Other mimickers in our study include one oncocytic cortical tumor and one primary pigmented nodular adrenocortical dysplasia, both of which also pathologically revealed hypervascularity. Adrenal metastasis from renal cell carcinomas can be a mimicker of adenoma at DCE CT because it tends to have a rapid loss of attenuation soon after enhancement with intravenous contrast material [5].

Our study has several limitations. First, it was carried out retrospectively in pathologically confirmed adrenal masses. Case selection bias can occur because all cases included in this study were indicated for surgical intervention. However, this study may overcome critical limitations of previous studies in which the diagnosis of adenoma was not histologically confirmed in many cases, and no long-term follow-up CT was performed. One adrenal mass in a patient who underwent nephrectomy for renal cell carcinoma grew to double the volume on the original CT performed 1 year earlier. The lesion was surgically removed to rule out metastasis although it had an absolute PEWV of greater than 60% but was histologically confirmed as adenoma. This case suggests that in rare incidences the adrenal adenoma can increase in size at the follow-up examination, which is supported by the findings of Baron et al. [17]. Second, measurement of CT number in the small lesions could have caused partial volume averaging errors. To minimize this error ROI was not placed in the peripheral area of the lesion. Third, only less than a one-half the adrenal masses were evaluated with both unenhanced and DCE CT. For further investigation of the role of DCE CT a well-designed prospective study with a large number of cases may be needed in the future. Fourth, this study has quite a high incidence of pheochromocytomas in our nonadenoma group relative to metastasis. All the previous studies have a substantially higher incidence of metastasis relative to pheochromocytomas [26, 10]. The true incidence of pheochromocytomas is not so high as that of adrenal metastasis in the general population [16].

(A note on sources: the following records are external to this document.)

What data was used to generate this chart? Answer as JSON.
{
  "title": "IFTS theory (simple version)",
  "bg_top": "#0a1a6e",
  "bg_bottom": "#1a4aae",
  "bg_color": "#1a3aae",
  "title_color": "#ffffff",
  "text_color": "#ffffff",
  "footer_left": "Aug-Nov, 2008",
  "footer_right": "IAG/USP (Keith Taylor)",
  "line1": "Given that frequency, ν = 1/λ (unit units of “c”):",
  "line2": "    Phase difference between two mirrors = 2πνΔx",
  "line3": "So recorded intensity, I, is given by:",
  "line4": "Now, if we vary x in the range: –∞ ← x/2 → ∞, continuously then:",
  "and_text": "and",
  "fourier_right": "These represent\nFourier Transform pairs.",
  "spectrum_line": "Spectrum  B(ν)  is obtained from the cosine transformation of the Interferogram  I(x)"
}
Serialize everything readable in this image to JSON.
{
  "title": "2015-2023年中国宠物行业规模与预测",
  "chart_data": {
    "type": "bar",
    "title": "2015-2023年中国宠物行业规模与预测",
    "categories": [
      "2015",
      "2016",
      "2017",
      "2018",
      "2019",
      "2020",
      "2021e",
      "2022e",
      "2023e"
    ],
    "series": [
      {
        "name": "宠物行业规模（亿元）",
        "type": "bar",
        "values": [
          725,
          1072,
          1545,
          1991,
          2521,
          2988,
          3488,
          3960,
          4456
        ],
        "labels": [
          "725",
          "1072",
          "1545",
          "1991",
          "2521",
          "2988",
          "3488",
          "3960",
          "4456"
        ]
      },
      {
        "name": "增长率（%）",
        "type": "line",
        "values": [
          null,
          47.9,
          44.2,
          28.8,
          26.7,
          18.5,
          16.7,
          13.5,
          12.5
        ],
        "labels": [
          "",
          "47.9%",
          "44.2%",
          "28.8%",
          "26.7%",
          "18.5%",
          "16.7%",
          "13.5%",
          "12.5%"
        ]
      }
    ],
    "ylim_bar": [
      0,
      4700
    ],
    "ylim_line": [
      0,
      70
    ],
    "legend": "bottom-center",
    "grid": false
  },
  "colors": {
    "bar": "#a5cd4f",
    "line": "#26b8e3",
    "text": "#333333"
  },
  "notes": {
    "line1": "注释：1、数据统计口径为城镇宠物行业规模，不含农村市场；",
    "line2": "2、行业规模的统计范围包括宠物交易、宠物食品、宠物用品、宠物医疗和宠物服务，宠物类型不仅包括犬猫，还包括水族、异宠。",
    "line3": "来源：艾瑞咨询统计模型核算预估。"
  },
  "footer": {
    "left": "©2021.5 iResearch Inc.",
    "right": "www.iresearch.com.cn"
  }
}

In conclusion, diagnostic accuracy for adenoma on unenhanced and DCE CT scan is not as high as that reported by previous studies when pathological correlation is performed. Diagnosing adenoma only on CT characteristics/values can lead to misdiagnosis. In our study, the lower specificity than expected was due to pheochromocytomas presenting as false positives. The diagnostic performance is improved if biochemical findings are taken into account.